De nombreux détenus souffrent d'une maladie mentale non traitée

De nombreuses personnes dans les prisons étatiques et fédérales qui souffrent de maladie mentale ne reçoivent aucun traitement, selon une nouvelle étude menée par l'Université du Texas Health Science Center à Houston (UTHealth) School of Public Health. L'étude est publiée dans Journal américain de la santé publique.

Les troubles de santé mentale chez les détenus ont constamment dépassé les taux de troubles dans la population générale. En fait, 26% des détenus de l'étude ont signalé un problème de santé mentale, contre 18% dans la population générale en 2012, selon les National Institutes of Health.

Bien que les tribunaux étatiques et fédéraux exigent que les détenus aient accès à des services de santé adéquats en prison, cela ne comprend généralement que les maladies mentales «graves ou graves», selon le journal.

«Les personnes ayant des problèmes de santé mentale non traités peuvent présenter un risque plus élevé d'échec du traitement de réadaptation correctionnelle et de récidive future après leur sortie de prison», a déclaré l'auteure principale Jennifer Reingle, Ph.D., professeure adjointe à la Division d'épidémiologie, de génétique humaine et environnementale. Sciences à l'École de santé publique UTHealth.

Les chercheurs ont examiné les données d'un échantillon national de prisonniers d'État et fédéraux, qui comprenait 14 499 participants dans les prisons d'État et 3 686 dans les prisons fédérales.

Les participants ont déclaré eux-mêmes s'ils avaient pris des médicaments pour un problème de santé mentale à leur entrée dans l'établissement et s'ils prenaient encore des médicaments en prison, marquant ainsi la continuité du traitement.

Au moment de l'admission, 18% de chaque échantillon prenait des médicaments pour un problème de santé mentale, mais seulement 52% de ce sous-ensemble de la population dans les prisons fédérales et 42% dans les prisons d'État recevaient des médicaments pendant leur incarcération.

La dépression était le problème de santé mentale le plus répandu, rapporté par 20% des détenus, suivie de la manie, de l'anxiété et du trouble de stress post-traumatique.

«Les outils de dépistage ne sont pas cohérents dans toutes les prisons, et les détenus pourraient être diagnostiqués avec des conditions différentes ou ne pas être diagnostiqués du tout lorsqu'ils sont transférés vers un nouvel endroit», a déclaré Reingle.

«Un processus normalisé de dépistage de la santé mentale pourrait profiter aux détenus et au système carcéral dans son ensemble.»

Cette étude a également trouvé des preuves de différences raciales en termes de continuité des médicaments. Les prisonniers afro-américains étaient 36% plus susceptibles que les autres détenus de bénéficier de la continuité des médicaments en prison, quel que soit leur diagnostic. Les Afro-Américains étaient également plus susceptibles de souffrir de schizophrénie que les Caucasiens.

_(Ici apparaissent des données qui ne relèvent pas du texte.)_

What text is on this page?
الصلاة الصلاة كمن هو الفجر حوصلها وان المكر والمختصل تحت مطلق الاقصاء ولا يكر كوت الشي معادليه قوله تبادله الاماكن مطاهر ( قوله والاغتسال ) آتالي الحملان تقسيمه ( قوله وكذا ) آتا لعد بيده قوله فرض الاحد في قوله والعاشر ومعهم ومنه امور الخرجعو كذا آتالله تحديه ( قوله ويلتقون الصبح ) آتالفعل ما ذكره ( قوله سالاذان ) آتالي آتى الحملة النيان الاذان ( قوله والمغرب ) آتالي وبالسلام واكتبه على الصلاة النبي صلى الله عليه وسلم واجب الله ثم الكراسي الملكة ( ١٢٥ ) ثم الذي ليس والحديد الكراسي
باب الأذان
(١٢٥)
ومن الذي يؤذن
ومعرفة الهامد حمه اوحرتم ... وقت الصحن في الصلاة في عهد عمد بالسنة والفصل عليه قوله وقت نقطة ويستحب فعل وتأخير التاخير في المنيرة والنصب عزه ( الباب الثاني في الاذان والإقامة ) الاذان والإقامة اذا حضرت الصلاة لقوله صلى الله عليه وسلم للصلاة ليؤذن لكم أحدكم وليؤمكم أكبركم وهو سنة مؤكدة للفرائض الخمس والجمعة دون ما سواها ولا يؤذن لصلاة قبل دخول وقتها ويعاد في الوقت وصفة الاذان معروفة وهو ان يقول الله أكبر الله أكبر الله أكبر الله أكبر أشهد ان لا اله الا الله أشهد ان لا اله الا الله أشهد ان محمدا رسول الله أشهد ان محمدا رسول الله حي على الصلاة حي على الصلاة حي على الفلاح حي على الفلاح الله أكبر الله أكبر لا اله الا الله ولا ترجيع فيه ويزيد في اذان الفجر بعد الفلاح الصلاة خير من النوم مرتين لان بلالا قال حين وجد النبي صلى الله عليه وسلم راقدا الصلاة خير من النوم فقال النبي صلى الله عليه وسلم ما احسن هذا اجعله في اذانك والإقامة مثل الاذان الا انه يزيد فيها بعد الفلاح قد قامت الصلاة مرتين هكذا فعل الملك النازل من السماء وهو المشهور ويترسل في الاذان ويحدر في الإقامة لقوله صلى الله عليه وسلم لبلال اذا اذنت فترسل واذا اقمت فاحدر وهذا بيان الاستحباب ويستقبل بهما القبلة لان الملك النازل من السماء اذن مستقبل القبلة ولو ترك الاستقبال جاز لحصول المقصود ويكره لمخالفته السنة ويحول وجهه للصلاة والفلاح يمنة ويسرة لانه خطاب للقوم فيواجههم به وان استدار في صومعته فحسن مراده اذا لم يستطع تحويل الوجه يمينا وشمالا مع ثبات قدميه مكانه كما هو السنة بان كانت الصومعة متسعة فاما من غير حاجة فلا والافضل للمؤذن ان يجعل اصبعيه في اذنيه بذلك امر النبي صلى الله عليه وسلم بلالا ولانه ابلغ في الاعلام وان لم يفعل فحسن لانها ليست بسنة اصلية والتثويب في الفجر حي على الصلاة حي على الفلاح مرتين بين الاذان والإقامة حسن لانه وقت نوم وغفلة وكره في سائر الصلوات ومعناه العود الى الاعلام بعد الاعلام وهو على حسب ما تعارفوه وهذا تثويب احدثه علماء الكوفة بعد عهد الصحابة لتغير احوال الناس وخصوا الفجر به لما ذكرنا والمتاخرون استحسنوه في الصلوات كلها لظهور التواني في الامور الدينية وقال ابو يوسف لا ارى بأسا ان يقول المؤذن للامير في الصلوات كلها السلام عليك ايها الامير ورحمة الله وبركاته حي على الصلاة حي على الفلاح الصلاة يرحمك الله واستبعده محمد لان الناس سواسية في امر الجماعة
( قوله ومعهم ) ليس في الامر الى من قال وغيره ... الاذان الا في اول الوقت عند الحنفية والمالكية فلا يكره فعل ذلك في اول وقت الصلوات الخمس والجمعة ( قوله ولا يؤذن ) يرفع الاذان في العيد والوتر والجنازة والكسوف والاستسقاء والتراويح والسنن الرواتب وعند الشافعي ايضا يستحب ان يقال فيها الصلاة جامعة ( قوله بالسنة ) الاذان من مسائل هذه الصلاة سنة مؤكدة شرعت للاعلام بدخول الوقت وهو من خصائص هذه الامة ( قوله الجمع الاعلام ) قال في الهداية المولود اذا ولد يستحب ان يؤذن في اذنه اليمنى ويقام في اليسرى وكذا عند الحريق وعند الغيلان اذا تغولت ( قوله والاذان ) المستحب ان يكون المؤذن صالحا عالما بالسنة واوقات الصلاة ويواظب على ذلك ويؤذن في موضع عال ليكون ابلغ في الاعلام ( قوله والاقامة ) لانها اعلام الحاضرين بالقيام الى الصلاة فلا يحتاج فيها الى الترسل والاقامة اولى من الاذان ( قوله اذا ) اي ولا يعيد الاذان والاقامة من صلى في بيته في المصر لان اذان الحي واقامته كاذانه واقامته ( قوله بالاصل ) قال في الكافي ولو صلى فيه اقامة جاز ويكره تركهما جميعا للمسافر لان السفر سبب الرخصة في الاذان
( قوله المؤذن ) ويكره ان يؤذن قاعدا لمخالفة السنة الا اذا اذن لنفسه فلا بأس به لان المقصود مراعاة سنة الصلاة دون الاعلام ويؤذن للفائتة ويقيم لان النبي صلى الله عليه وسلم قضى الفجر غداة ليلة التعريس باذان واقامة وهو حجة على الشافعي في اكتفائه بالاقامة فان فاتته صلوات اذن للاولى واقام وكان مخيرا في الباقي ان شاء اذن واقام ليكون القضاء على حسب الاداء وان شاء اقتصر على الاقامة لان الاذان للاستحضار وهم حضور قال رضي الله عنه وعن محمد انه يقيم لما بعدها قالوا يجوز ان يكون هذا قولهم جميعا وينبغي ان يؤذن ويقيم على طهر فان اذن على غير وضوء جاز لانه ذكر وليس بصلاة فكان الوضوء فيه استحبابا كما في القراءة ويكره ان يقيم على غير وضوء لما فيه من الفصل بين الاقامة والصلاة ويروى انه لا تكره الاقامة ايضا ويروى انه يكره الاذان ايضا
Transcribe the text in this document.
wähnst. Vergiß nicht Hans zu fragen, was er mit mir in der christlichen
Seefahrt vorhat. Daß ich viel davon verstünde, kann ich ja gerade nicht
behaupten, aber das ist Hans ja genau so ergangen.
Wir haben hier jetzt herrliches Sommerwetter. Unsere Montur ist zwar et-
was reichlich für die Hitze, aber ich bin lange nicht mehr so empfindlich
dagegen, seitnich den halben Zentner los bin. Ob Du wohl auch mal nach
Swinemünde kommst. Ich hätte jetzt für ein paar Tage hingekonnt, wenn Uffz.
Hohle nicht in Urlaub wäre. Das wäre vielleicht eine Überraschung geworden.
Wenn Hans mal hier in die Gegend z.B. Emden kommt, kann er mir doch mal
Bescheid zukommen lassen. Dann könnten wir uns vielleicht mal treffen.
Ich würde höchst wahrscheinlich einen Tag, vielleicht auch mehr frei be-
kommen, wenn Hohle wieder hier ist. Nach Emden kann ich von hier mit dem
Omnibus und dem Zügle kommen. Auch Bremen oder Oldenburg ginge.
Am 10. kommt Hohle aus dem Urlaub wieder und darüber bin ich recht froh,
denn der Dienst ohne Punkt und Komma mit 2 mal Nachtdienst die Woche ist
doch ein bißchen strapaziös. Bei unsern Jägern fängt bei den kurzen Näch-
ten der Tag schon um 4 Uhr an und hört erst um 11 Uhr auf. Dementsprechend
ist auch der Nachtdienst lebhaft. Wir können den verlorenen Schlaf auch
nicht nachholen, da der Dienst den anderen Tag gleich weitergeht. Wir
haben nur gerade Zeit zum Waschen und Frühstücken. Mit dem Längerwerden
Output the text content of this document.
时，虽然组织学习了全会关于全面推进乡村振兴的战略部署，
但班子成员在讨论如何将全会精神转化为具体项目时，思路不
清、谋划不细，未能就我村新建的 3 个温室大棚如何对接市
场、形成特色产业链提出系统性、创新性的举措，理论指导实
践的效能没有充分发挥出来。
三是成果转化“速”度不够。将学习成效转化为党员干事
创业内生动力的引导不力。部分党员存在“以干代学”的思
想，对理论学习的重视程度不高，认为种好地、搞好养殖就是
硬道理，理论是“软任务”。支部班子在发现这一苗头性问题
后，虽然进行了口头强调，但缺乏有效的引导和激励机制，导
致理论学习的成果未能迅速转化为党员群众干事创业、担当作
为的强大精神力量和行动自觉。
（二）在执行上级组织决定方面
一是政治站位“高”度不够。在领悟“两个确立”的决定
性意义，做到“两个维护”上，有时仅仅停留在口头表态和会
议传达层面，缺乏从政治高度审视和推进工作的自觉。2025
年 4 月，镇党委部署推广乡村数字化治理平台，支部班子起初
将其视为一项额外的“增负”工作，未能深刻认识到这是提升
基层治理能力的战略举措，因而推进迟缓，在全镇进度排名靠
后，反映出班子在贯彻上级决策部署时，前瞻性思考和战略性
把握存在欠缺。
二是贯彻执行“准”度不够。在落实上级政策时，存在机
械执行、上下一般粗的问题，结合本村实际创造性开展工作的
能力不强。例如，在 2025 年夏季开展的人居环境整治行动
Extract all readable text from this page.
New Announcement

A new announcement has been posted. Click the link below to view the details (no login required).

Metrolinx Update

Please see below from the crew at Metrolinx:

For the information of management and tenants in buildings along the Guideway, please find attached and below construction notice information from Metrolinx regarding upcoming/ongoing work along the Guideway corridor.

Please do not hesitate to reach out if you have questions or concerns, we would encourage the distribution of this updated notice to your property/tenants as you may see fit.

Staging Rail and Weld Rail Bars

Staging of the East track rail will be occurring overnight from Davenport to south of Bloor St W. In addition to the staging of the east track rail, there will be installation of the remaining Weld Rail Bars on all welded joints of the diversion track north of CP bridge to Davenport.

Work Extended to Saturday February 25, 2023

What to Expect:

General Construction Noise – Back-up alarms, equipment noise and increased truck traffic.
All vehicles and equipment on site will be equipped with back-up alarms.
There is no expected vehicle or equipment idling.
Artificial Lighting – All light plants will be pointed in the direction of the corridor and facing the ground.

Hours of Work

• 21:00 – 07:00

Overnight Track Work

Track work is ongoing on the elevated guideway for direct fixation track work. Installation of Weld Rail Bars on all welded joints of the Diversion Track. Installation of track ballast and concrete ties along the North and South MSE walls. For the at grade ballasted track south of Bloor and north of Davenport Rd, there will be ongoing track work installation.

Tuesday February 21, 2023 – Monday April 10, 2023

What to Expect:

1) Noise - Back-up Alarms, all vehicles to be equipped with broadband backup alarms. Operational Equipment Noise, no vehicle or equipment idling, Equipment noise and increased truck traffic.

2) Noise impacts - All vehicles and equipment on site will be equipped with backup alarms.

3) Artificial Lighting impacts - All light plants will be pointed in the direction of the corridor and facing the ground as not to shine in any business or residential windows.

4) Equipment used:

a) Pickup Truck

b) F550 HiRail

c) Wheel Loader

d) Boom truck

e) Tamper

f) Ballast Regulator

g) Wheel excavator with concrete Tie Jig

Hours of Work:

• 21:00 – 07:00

Les détenus schizophrènes étaient plus de deux fois plus susceptibles d'obtenir des médicaments en prison et de recevoir un traitement continu.

«Les détenus atteints d'une maladie mentale grave qui affecte le comportement, comme la schizophrénie, peuvent être plus susceptibles de recevoir des médicaments pour maintenir la sécurité dans l'environnement carcéral», a déclaré Reingle.

Étant donné que la dépression ne pose pas de risque manifeste pour la sécurité, elle est moins susceptible d’être identifiée et traitée, a-t-elle ajouté.

Des recherches antérieures ont révélé que les anciens délinquants qui avaient reçu un diagnostic de maladie mentale étaient 70% plus susceptibles de retourner en prison, alors que dans la population carcérale générale, le taux est d'environ 50%.

Parmi les détenus qui ont reçu des médicaments pour un problème de santé mentale, 61% n'ont reçu aucune autre forme de traitement. Une approche plus holistique et multidimensionnelle du traitement, telle que des conseils ou une thérapie de groupe, peut conduire à de meilleurs résultats et à une baisse des taux de rechute criminelle, a déclaré Reingle.